Por otra parte, por mi adicción particular a escribir, me interesan mucho sus consideraciones sobre el hecho literario y el oficio del escritor. Una de las más certeras, para mí, es:

“¿Qué es autobiográfico y que es ficticio en mis relatos? Todo es autobiográfico (…) nada es confesión. El mal lector siempre quiere saber, saber al instante “qué pasó realmente”. Cuál es la historia que está detrás del relato, qué pasa, quién está en contra de quién, quien folló con quien realmente (…)
El mal lector me exige que le desmenuce el libro que he escrito; pretende que con mis propias manos tire mis uvas a la basura y le dé solo las pepitas. (…)
Aquel que busca el corazón del relato en el espacio que está entre la obra y quien la ha escrito se equivoca: conviene buscar no en el terreno que está entre lo escrito y el escritor, sino en el que está entre lo escrito y el lector”. Pp. 49-52

Hay otra cita impagable sobre ser escritor en la página 715 que no reproduzco por no alargarme (más aún).

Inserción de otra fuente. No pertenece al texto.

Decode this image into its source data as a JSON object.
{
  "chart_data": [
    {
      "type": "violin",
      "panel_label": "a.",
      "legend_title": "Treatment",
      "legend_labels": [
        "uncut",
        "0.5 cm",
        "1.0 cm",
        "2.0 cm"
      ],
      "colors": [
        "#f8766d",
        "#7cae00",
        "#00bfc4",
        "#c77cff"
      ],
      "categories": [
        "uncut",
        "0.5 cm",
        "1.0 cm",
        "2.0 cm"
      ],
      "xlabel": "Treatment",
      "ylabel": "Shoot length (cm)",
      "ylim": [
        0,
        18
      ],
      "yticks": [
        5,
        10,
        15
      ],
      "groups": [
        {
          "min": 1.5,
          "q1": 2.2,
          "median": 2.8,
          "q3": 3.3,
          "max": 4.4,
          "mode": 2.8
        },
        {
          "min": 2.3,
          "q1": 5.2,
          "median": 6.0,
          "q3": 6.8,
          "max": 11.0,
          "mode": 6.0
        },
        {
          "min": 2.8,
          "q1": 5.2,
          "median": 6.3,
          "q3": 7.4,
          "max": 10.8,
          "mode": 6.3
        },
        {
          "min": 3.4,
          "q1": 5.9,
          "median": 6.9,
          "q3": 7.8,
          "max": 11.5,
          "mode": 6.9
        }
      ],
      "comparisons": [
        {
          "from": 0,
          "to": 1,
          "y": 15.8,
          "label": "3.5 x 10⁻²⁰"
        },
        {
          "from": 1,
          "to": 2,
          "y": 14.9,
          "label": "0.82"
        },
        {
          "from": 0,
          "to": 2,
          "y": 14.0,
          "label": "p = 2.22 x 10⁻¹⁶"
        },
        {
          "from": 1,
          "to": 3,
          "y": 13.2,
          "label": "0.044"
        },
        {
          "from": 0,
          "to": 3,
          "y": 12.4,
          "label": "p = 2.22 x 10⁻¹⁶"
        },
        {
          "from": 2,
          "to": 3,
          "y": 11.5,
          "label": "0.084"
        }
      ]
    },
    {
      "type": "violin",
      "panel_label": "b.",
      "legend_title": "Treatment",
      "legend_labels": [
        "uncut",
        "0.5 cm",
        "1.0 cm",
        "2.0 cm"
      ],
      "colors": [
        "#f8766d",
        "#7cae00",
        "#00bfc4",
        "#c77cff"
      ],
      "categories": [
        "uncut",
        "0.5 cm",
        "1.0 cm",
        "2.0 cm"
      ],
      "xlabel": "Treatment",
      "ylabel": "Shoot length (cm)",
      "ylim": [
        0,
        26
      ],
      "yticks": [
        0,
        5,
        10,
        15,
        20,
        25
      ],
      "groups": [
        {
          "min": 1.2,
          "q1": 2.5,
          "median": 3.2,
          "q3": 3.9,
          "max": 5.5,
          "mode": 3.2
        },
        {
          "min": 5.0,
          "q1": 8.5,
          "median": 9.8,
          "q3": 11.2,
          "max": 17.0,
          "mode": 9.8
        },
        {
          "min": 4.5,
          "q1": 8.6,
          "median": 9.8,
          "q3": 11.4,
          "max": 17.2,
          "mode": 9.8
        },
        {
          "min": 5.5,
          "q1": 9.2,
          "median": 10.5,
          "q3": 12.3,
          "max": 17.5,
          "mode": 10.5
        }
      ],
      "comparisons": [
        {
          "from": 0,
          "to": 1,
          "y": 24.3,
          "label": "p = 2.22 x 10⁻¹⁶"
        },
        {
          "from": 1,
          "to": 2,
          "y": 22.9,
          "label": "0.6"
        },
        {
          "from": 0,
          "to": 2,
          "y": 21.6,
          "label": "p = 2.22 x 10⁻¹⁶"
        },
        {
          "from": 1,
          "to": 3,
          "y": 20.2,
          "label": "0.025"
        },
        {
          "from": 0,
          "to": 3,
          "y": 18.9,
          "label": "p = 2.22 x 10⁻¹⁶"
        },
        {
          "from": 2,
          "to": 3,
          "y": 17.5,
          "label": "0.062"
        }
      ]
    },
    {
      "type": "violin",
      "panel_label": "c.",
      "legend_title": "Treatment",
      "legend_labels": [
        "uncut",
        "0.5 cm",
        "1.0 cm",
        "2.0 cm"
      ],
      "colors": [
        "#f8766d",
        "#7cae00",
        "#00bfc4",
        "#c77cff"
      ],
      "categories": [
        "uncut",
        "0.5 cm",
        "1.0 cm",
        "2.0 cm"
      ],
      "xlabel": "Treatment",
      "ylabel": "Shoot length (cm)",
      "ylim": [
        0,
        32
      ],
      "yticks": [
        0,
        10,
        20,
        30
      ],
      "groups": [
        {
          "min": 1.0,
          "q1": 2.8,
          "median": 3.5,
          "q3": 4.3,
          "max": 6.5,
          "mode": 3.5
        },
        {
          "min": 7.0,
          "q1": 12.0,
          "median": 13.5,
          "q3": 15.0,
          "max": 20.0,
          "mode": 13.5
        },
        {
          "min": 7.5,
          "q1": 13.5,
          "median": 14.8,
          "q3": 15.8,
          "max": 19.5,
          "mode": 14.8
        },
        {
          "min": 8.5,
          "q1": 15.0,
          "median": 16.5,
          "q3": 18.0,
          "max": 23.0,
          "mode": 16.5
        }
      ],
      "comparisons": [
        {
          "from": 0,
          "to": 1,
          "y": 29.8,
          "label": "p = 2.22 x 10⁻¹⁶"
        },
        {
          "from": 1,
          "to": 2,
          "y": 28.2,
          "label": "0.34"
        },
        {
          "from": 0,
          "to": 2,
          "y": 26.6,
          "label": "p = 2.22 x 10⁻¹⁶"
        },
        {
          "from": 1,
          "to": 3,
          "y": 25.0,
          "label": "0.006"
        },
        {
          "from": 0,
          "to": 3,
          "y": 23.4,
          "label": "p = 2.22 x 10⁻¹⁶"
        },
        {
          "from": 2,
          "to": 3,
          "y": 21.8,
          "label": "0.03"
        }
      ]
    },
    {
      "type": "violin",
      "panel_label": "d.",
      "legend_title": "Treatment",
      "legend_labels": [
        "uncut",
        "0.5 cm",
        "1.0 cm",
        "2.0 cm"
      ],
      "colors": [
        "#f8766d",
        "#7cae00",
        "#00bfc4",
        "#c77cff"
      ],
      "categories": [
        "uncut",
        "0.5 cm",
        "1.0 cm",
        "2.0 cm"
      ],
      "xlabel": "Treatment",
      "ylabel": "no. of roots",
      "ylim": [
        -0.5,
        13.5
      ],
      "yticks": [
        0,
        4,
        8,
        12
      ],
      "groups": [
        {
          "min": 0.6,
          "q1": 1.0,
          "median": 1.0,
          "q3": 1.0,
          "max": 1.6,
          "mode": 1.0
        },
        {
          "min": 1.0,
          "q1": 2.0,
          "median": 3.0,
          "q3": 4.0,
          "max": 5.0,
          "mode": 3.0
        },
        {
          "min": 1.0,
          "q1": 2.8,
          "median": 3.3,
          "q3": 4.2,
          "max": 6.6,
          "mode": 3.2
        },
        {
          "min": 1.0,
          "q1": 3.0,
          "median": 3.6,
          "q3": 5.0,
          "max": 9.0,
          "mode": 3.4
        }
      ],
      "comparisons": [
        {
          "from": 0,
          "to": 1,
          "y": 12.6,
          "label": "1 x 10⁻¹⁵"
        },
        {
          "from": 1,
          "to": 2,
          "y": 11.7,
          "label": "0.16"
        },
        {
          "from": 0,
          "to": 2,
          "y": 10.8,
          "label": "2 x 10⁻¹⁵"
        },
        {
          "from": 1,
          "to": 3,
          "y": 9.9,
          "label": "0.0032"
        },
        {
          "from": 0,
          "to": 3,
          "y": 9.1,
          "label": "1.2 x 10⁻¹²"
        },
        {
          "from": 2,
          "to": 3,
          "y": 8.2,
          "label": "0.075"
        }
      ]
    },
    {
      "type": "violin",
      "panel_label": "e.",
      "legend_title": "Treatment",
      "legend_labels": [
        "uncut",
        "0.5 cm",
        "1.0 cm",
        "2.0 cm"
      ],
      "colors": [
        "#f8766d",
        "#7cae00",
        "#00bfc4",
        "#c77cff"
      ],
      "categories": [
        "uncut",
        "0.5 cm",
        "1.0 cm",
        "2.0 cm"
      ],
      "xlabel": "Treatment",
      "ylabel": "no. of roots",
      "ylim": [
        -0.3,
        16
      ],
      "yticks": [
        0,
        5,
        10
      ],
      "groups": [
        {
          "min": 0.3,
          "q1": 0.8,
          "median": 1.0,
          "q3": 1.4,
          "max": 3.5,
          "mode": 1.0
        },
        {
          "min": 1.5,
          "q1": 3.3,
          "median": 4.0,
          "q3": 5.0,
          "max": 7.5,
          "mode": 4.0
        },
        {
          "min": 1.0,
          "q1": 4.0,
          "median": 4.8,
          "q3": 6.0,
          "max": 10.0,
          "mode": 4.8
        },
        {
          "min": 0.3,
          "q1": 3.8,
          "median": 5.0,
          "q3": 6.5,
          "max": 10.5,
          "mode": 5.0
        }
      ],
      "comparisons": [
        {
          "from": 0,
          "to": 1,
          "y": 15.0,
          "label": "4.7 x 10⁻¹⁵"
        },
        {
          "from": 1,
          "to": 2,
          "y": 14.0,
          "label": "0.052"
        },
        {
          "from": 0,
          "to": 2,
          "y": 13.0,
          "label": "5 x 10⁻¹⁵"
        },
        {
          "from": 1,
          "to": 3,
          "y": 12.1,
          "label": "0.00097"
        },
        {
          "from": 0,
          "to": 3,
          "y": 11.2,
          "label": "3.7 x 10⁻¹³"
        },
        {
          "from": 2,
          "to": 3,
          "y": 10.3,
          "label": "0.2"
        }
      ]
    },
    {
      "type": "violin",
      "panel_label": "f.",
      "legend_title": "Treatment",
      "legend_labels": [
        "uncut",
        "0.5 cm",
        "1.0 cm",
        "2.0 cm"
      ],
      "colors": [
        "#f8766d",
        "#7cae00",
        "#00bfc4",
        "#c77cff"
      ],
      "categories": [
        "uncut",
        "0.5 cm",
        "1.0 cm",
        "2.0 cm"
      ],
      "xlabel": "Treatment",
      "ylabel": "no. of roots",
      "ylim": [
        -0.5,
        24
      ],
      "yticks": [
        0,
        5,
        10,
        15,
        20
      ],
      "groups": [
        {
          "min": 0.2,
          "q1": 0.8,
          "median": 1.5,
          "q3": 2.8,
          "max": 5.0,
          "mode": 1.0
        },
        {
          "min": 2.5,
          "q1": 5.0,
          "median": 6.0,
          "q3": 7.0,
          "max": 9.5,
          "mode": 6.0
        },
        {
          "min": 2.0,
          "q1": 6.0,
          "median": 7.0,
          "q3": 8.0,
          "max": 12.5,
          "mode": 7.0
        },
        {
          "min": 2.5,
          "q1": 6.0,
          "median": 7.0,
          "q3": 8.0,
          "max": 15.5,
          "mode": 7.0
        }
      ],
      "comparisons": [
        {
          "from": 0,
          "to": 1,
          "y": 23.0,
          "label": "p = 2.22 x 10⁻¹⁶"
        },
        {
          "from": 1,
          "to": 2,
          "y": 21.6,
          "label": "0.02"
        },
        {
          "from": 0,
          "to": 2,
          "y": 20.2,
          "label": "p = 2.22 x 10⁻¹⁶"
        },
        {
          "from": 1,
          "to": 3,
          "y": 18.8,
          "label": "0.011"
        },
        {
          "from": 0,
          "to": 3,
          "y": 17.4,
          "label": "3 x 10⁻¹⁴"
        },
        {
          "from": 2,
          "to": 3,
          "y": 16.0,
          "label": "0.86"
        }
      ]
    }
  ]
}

Y finalmente, pero no menos importante, con su relato de infancia en aquel Estado de Israel que aún no era tal, sino un asentamiento controlado por los británicos, al que se envió a los judíos europeos tras el exterminio nazi, Oz pone a lectores como yo, con tendencia a identificarnos con la causa palestina, ante la realidad poliédrica del conflicto. Un enfrentamiento que los europeos no podemos despachar tan fácilmente como solemos hacer (como yo suelo, al menos) siquiera sea por sentido de la responsabilidad porque lo causamos (no hablo de culpa, sino de necesidad de informarse y ser ponderado, que no equidistante… ya lo sé, complicado).

No digo que mi empatía con Oz sea tal como para pensar que Israel tiene razón en su postura (cosa que ni siquiera él afirma), sino que me electriza la piel y me coloca ante un dilema racional importante leer que cuando su padre fue expulsado de Polonia las paredes estaban llenas de pintadas “¡Judíos fuera, a Palestina!” y cuando volvió a Europa, de viaje, se encontró con pintadas “¡Judíos fuera de Palestina!”.

En suma, Una historia de amor y oscuridad se ha convertido para mí un libro imprescindible. Y leerlo es un placer que no tendría sentido no darse.

Cito por la edición de Ediciones Siruela/Debolsillo, Serie Contemporánea, Barcelona, julio de 2007.